Particular songs can be used as torture, too. Smith cites when Neil Diamond’s “America” was blasted on repeat at Guantanamo Bay. He presented a list of the top 10 torture songs which included the Barney theme, Metallica’s “Enter Sandman” and “Stayin’ Alive” by the Bee Gees. Lady Gaga isn’t on the list … yet. But her music—or any other sound for that matter—can be used in a variety of ways.
Can you hear something, anything, now?
Psychosonics as a basic definition are sounds that affect the brain. For anyone that’s had trouble sleeping, binaural beats may have been one solution to lull yourself off to sleep by listening to a low frequency sound almost like a subtle hum, perhaps masked by the sound of the ocean, crickets chirping and the like (yeah, there’s an app for that). Without getting too technical, a frequency of about four hertz or Delta waves can produce deep sleep ranging up to a frequency of 40 hertz or gamma waves stimulating the listener in to reaching that “ah-ha moment” of inspiration.

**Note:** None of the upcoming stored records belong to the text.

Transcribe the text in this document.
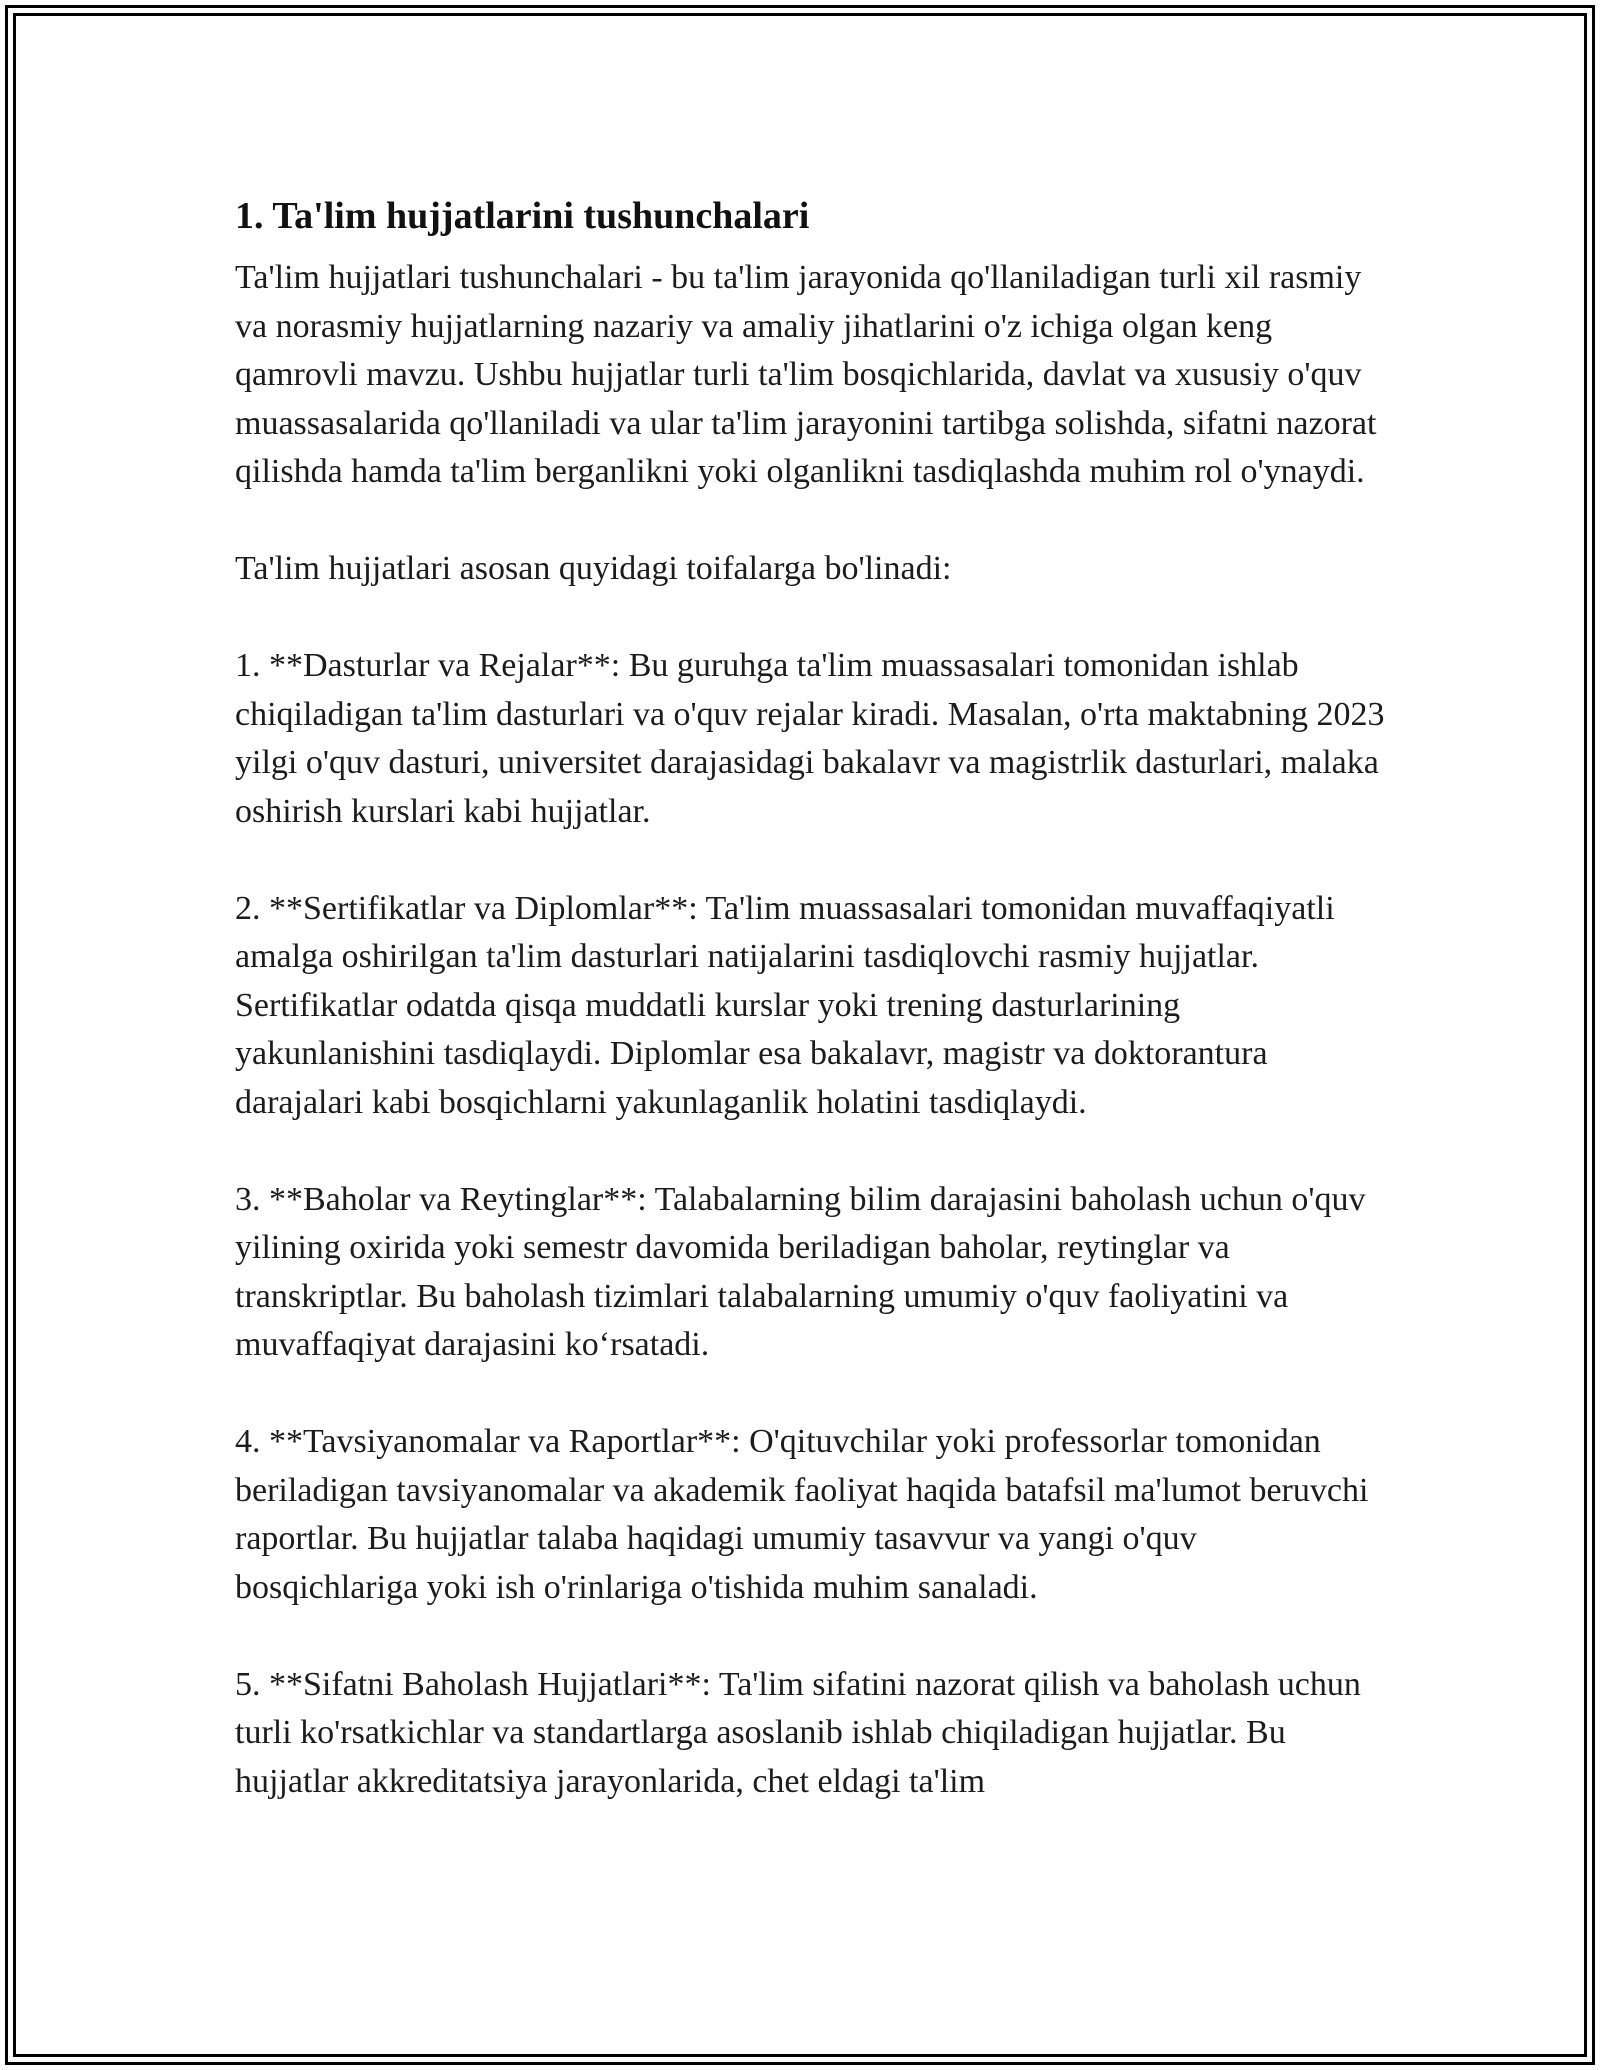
1. Ta'lim hujjatlarini tushunchalari

Ta'lim hujjatlari tushunchalari - bu ta'lim jarayonida qo'llaniladigan turli xil rasmiy va norasmiy hujjatlarning nazariy va amaliy jihatlarini o'z ichiga olgan keng qamrovli mavzu. Ushbu hujjatlar turli ta'lim bosqichlarida, davlat va xususiy o'quv muassasalarida qo'llaniladi va ular ta'lim jarayonini tartibga solishda, sifatni nazorat qilishda hamda ta'lim berganlikni yoki olganlikni tasdiqlashda muhim rol o'ynaydi.

Ta'lim hujjatlari asosan quyidagi toifalarga bo'linadi:

1. **Dasturlar va Rejalar**: Bu guruhga ta'lim muassasalari tomonidan ishlab chiqiladigan ta'lim dasturlari va o'quv rejalar kiradi. Masalan, o'rta maktabning 2023 yilgi o'quv dasturi, universitet darajasidagi bakalavr va magistrlik dasturlari, malaka oshirish kurslari kabi hujjatlar.

2. **Sertifikatlar va Diplomlar**: Ta'lim muassasalari tomonidan muvaffaqiyatli amalga oshirilgan ta'lim dasturlari natijalarini tasdiqlovchi rasmiy hujjatlar. Sertifikatlar odatda qisqa muddatli kurslar yoki trening dasturlarining yakunlanishini tasdiqlaydi. Diplomlar esa bakalavr, magistr va doktorantura darajalari kabi bosqichlarni yakunlaganlik holatini tasdiqlaydi.

3. **Baholar va Reytinglar**: Talabalarning bilim darajasini baholash uchun o'quv yilining oxirida yoki semestr davomida beriladigan baholar, reytinglar va transkriptlar. Bu baholash tizimlari talabalarning umumiy o'quv faoliyatini va muvaffaqiyat darajasini ko‘rsatadi.

4. **Tavsiyanomalar va Raportlar**: O'qituvchilar yoki professorlar tomonidan beriladigan tavsiyanomalar va akademik faoliyat haqida batafsil ma'lumot beruvchi raportlar. Bu hujjatlar talaba haqidagi umumiy tasavvur va yangi o'quv bosqichlariga yoki ish o'rinlariga o'tishida muhim sanaladi.

5. **Sifatni Baholash Hujjatlari**: Ta'lim sifatini nazorat qilish va baholash uchun turli ko'rsatkichlar va standartlarga asoslanib ishlab chiqiladigan hujjatlar. Bu hujjatlar akkreditatsiya jarayonlarida, chet eldagi ta'lim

Smith also discussed such devices as mosquito speakers and mosquito ringtones. The former is a frequency typically used by those who want to keep those meddling teens off their lawn, so to say. At 17khz, younger people can hear an annoying sound that Smith finds laughable in the product’s description to “disperse troublesome teens,” though most teens can hear it anyways regardless of their temperament. Older adults however, thanks to the aging process, typically can no longer hear sounds in that range, so it doesn’t bother them at all. The same thing goes for the phenomenon on “mosquito ringtones” advertised as being inaudible to parents and teachers.
i Dosing on sound, the newest drug
According to multiple news reports, including one Smith played for the packed ballroom of people, parents should be alarmed that kids are listing to sounds! Laughter encompassed the room, but the latest trend is something called iDosing. As panic spreads throughout Middle America, kids are plugging in and listening to these psyhchosonic sounds that can supposedly produce a variety of effects. Smith joked that he’s sure as soon as the report aired, teens ran to Google it and try in for themselves. You just might do the same. Good job, News 9 in Mustang, Oklahoma. However, Smith adds it could just be one of those thing like back in the ‘70s where he and his buddies thought they were getting high by smoking banana peels: If you think you’re having an effect, then you could be.
Which brings us back to Lady Gaga
Smith himself uses psychosonics as an aid to relax, or energize himself before dealing with in-laws. And it’s not that difficult to embed underlying frequencies in any mp3. He did so with Gaga’s “Poker Face,” but admitted the mediocre sound system during the conference was less effective than wearing ear buds. However, he did says he’s been walking around Vegas, recording various sounds in the casinos such as the digital slot machine to dissect later and see if there’s anything subliminal going on to keep people gambling. Either way, it’s definitely something to think about. Now who wants to turn “Paparazzi” into a study aid?